少子化がもたらす最大の弊害は、各所で若い世代が極端に少ない状況が状態化し、社会や組織の勢いが削がれること。同じようなメンバーで議論を重ねていても、同じようなアイデアしか生まれてきません。日本経済に新たな成長分野がなかなか誕生しなくなったことと、少子高齢化は決して無関係ではないです。
マーケットの縮小
また、多くの企業経営者にとって大きな関心事は、マーケットの縮小です。日本は加工貿易国ですが、実態は内需依存度の高い国です。国内マーケットの縮小が、そのまま経営上の打撃となる企業は少なくありません。
しかし、どう縮小するのかを具体的に理解している人は案外少ないと著者は言います。実は、人口減で消費者の実数が減るということ以上に、消費力が衰えるダブルの縮小が起こります。
人口はただ減るだけでなく、少子高齢化しながら減っていくためです。国立社会保障人口問題研究所の推計によると、子供や勤労世代などは減るのに65歳以上の高齢者数だけは2042年まで増え続けます。
しかも、高齢化のスピードはどんどん加速していきます。高齢化率は2022年9月現在で29%。これが2050年代には38%程度にまで上昇すると想定されます。約4割が高齢者になるのです。

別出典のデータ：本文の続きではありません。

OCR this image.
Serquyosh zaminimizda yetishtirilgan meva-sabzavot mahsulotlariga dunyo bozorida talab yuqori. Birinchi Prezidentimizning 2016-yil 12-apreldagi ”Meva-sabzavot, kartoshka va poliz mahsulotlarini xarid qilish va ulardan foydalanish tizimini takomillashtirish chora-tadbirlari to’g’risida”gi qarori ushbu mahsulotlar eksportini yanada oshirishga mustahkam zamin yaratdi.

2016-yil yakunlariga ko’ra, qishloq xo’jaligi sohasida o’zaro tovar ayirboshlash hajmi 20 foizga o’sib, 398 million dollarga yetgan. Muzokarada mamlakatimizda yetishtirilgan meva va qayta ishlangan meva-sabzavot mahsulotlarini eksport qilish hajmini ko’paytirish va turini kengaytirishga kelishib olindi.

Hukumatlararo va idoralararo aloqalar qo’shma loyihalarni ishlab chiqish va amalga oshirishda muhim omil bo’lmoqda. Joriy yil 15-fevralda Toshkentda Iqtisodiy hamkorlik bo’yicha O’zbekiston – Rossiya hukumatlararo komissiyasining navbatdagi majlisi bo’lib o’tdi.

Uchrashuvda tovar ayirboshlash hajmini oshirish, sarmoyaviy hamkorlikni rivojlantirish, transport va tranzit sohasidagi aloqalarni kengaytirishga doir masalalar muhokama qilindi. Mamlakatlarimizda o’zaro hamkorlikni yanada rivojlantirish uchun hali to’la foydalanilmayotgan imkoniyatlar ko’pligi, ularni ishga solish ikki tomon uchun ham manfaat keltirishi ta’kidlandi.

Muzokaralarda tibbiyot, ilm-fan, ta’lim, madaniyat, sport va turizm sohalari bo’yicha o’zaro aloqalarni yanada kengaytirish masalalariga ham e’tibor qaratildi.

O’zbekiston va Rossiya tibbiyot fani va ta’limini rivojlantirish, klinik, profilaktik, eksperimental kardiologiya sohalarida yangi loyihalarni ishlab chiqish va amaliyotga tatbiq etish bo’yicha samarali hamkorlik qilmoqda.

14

あなたが日常的に乗る電車の座席で、10人中4人が65歳以上だと想像すると、その割合の高さが分かると思います。では、消費者の4割が高齢者にもなるマーケットとはどんな姿なのでしょうか?
高齢消費者は消費をしない
高齢消費者の実態を、考えてみましょう。
高齢になると、一般的に現役時代に比べて収入が減ります。その一方で、人生100年と言われるほど超長寿時代となり、いつまで続くかわからない老後への不安は募るばかり。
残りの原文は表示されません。